2. Pay attention to reviews
Before I read a book, I will check out the reviews on Amazon. I look at the overall score and then read a few of positive reviews and a few of the negative ones. I’ve found that the negative reviews can often confirm that a book is exactly what I’m looking for while steering me away from less appropriate choices. For example, if I’m looking for an advanced book on a topic, I’d want to see a reasonably good score with a few negative reviews saying that the book was too difficult for a beginner to grasp.
3. Ask friends
This is where social networks can be very helpful. If your friends share similar interests, they can be a great filter for finding books, music or pretty much anything. In fact, Google’s foray into social networking with Google Plus looks like it is going to try to make use of these types of recommendations in tailoring your results to favor sites that your friends recommend.

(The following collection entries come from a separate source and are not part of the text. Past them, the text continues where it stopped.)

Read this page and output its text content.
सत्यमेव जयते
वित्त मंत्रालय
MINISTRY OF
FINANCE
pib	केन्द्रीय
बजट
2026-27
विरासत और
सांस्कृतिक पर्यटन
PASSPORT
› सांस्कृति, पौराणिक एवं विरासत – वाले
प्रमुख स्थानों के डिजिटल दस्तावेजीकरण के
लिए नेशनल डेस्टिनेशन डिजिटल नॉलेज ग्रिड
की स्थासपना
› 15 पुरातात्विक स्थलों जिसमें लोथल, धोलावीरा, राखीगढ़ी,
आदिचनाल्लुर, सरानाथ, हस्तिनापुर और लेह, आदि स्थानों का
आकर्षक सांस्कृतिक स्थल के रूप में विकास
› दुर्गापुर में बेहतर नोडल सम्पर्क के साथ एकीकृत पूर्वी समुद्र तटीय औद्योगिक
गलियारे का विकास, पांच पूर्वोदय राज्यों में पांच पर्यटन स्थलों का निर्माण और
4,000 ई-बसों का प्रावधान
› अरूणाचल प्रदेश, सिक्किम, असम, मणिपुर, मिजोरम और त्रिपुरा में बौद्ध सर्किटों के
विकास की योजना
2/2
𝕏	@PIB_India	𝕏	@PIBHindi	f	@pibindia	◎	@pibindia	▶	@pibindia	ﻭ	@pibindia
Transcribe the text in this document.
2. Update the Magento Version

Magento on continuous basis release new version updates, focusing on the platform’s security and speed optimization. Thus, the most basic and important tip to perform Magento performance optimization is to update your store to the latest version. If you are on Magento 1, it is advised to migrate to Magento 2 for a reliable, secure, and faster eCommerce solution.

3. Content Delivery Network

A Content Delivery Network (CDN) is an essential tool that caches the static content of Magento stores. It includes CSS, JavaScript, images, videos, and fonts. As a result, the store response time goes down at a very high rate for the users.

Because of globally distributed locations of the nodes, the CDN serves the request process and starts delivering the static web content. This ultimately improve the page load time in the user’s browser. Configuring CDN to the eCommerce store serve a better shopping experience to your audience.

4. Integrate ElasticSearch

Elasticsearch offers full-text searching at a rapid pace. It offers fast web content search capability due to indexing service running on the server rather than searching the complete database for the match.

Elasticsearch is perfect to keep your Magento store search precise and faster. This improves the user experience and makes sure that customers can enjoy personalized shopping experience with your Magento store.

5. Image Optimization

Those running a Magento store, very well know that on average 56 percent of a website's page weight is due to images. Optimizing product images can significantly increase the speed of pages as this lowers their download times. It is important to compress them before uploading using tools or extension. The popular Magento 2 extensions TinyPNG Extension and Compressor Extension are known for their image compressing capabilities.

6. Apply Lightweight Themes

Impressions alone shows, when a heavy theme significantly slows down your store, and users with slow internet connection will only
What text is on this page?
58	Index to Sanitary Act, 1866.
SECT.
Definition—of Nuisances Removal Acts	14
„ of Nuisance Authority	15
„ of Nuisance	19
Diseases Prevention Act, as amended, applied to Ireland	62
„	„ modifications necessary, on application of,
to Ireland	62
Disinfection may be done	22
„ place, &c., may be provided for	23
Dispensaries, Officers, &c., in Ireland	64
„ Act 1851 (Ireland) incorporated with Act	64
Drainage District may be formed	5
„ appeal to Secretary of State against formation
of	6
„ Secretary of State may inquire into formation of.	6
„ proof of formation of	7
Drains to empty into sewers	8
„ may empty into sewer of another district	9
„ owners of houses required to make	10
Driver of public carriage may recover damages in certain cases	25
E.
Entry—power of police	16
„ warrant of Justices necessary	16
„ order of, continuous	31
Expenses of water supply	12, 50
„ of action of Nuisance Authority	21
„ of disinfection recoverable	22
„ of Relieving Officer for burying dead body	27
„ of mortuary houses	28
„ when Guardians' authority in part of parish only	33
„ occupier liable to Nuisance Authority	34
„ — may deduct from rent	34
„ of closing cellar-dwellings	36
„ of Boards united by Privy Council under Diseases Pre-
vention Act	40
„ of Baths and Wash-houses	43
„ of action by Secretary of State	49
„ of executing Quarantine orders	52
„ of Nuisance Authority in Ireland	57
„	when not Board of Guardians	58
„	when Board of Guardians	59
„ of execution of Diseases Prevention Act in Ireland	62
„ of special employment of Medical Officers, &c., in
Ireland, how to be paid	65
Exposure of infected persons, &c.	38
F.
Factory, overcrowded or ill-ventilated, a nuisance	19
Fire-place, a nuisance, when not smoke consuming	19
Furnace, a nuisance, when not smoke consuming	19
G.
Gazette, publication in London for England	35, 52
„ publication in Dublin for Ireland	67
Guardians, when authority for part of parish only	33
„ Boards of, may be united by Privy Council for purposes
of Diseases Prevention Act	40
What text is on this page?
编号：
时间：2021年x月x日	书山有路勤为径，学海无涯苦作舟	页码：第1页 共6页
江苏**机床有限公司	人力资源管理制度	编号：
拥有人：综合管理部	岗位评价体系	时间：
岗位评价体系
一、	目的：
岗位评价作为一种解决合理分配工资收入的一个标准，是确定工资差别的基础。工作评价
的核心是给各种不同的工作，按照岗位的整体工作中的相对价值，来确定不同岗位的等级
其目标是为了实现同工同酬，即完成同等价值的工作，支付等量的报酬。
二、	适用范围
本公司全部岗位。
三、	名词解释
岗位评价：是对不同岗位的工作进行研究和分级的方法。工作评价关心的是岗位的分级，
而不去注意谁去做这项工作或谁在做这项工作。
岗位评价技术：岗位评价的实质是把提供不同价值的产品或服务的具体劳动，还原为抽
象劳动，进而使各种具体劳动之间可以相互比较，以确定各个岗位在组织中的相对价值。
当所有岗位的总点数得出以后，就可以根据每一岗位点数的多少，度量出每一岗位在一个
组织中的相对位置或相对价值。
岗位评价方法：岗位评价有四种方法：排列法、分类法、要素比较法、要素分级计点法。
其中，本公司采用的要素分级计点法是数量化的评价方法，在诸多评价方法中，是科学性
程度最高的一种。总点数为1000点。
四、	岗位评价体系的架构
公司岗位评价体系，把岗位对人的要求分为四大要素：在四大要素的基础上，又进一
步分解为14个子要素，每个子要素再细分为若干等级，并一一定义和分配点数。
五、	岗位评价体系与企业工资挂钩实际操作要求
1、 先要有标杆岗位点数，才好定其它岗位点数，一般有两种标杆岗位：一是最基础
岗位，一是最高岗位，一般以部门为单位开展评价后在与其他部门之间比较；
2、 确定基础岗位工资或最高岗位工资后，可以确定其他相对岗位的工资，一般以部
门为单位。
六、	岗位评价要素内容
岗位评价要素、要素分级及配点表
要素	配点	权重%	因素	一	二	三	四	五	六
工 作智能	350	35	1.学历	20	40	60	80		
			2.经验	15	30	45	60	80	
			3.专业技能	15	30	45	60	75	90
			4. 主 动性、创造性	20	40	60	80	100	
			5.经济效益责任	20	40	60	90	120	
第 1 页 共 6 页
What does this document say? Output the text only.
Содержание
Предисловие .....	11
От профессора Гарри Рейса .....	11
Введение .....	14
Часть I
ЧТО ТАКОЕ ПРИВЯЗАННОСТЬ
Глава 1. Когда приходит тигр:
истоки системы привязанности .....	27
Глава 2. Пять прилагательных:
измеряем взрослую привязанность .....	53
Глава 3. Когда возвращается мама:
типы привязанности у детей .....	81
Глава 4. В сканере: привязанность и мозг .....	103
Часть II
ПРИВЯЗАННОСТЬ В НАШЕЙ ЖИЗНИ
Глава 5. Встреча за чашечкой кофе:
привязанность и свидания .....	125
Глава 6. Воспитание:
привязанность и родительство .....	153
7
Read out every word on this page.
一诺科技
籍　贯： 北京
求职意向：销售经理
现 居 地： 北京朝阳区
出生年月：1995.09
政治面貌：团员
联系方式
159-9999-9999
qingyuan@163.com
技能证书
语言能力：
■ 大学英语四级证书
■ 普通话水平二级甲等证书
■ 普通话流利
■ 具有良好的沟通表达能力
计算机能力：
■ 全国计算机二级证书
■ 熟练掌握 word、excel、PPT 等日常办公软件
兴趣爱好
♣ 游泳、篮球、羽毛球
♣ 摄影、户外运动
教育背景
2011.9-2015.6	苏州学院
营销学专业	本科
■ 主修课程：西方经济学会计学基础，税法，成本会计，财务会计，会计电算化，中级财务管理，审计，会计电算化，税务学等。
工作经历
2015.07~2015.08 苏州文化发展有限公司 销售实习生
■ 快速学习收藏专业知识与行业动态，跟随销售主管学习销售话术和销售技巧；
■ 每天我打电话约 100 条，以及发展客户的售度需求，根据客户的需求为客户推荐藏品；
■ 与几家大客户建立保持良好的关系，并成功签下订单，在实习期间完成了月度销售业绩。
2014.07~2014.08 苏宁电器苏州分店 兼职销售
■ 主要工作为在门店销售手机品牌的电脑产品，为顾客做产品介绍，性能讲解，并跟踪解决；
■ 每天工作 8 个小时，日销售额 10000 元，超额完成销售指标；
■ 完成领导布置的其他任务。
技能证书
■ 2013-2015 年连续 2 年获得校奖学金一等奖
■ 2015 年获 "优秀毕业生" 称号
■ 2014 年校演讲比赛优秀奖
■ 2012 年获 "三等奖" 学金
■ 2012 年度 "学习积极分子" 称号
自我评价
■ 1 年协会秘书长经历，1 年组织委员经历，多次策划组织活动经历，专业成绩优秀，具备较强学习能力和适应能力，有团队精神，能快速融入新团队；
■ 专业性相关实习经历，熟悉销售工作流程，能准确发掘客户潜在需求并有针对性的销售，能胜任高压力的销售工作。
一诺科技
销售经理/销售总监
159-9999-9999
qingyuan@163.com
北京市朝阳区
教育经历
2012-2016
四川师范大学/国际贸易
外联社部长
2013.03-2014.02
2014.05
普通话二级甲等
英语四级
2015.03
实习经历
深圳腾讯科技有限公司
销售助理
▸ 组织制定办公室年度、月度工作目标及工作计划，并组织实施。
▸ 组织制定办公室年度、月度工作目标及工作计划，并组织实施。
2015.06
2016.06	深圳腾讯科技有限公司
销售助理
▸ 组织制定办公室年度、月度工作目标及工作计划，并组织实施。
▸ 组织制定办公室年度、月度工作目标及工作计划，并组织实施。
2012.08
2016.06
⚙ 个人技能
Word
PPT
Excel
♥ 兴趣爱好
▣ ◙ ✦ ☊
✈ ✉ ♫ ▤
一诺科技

4. Be willing to give up and move on
With so many options available, allow yourself to stop reading, listening or watching if something isn’t a good fit for your learning style and interests. Allow yourself to move on to other options. Obviously you don’t want to give up on something just because it is hard, but you don’t need to persevere when there are better fits available to you. I spent quite a few hours slogging through The Sound and the Fury before I finally admitted to myself that even though Faulkner received a Nobel Prize in Literature, there were other books that would probably be a better use of my time.
You have a finite amount of time. Modern technology means you are much less constrained by physical access to media. Being consciously selective in what you consume can lead to a much richer life experience.